O julgamento teve início na semana passada, com as sustentações das defesas e a manifestação do procurador-geral da República, Paulo Gonet, que pediu a condenação de todos os acusados. Nesta fase, os ministros começarão a votação, que poderá levar à aplicação de penas superiores a 30 anos de prisão.
Foram agendadas sessões entre os dias 9 e 12 de setembro para a conclusão do julgamento. A abertura será feita pelo presidente da turma, ministro Cristiano Zanin, seguida pelo voto do relator, ministro Alexandre de Moraes. Depois, votarão Flávio Dino, Luiz Fux, Cármen Lúcia e, por último, Zanin.
Segundo a denúncia da Procuradoria-Geral da República (PGR), os réus estiveram envolvidos na elaboração do plano “Punhal Verde e Amarelo”, que previa o sequestro e assassinato do ministro Alexandre de Moraes, do presidente Lula e do vice-presidente Geraldo Alckmin.

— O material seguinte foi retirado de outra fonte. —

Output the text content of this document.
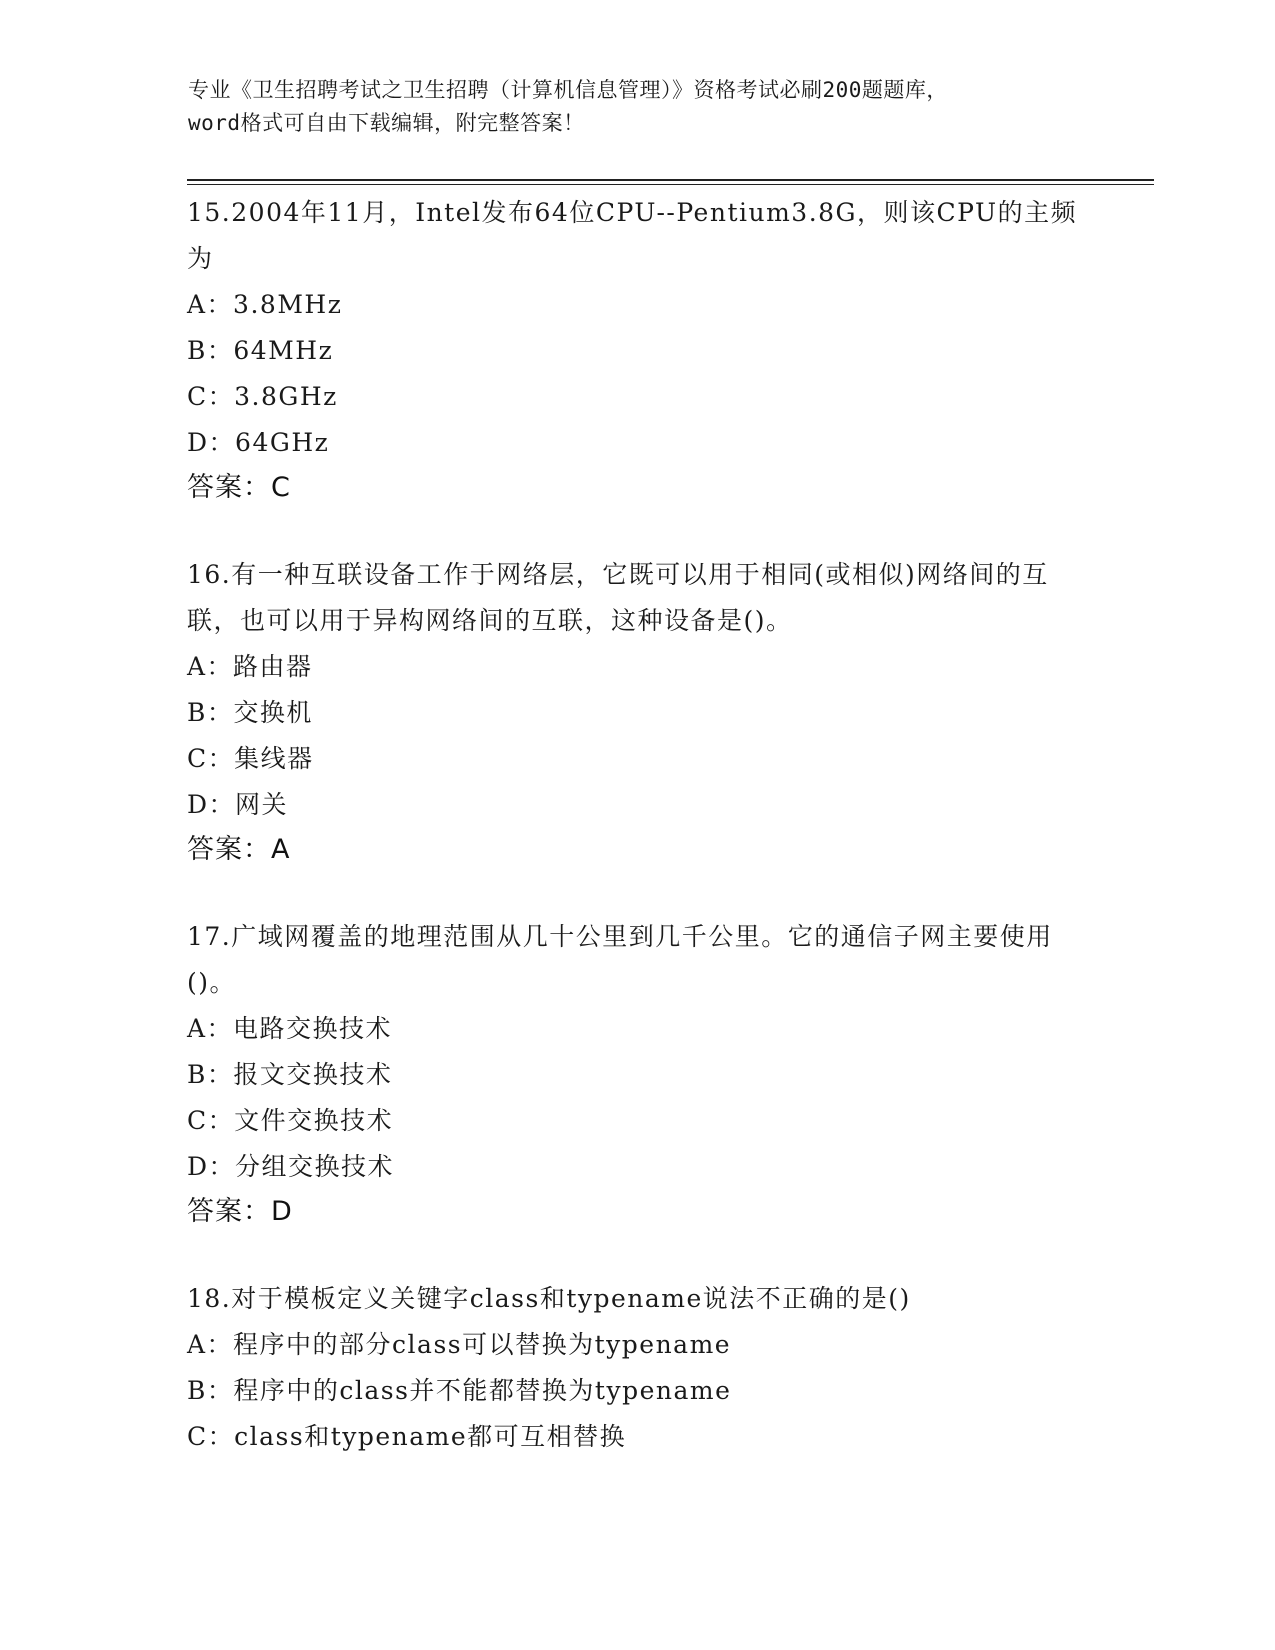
专业《卫生招聘考试之卫生招聘（计算机信息管理）》资格考试必刷200题题库，
word格式可自由下载编辑，附完整答案！
15.2004年11月，Intel发布64位CPU--Pentium3.8G，则该CPU的主频为
A：3.8MHz
B：64MHz
C：3.8GHz
D：64GHz
答案：C
16.有一种互联设备工作于网络层，它既可以用于相同(或相似)网络间的互联，也可以用于异构网络间的互联，这种设备是()。
A：路由器
B：交换机
C：集线器
D：网关
答案：A
17.广域网覆盖的地理范围从几十公里到几千公里。它的通信子网主要使用()。
A：电路交换技术
B：报文交换技术
C：文件交换技术
D：分组交换技术
答案：D
18.对于模板定义关键字class和typename说法不正确的是()
A：程序中的部分class可以替换为typename
B：程序中的class并不能都替换为typename
C：class和typename都可互相替换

O grupo também teria produzido a chamada “minuta do golpe”, documento que visava justificar medidas de estado de defesa e de sítio para reverter o resultado das eleições de 2022. Além disso, a denúncia aponta o envolvimento dos acusados nos atos golpistas de 8 de janeiro de 2023.
Quem são os réus
- Jair Bolsonaro – ex-presidente da República
- Alexandre Ramagem – ex-diretor da Abin
- Almir Garnier – ex-comandante da Marinha
- Anderson Torres – ex-ministro da Justiça
- Augusto Heleno – ex-ministro do GSI
- Paulo Sérgio Nogueira – ex-ministro da Defesa
- Walter Braga Netto – ex-ministro e ex-candidato a vice
- Mauro Cid – ex-ajudante de ordens de Bolsonaro
Recursos e prisão
A eventual prisão não será imediata. Caso haja condenação, os réus poderão recorrer. Se o placar for 4 a 1, com ao menos um voto pela absolvição, abre-se a possibilidade de recurso adicional. Já com 3 a 2, os acusados poderão pedir que o processo seja levado ao plenário do STF.
Os embargos de declaração, usados para questionar omissões e contradições no acórdão, também poderão ser apresentados, embora raramente revertam decisões.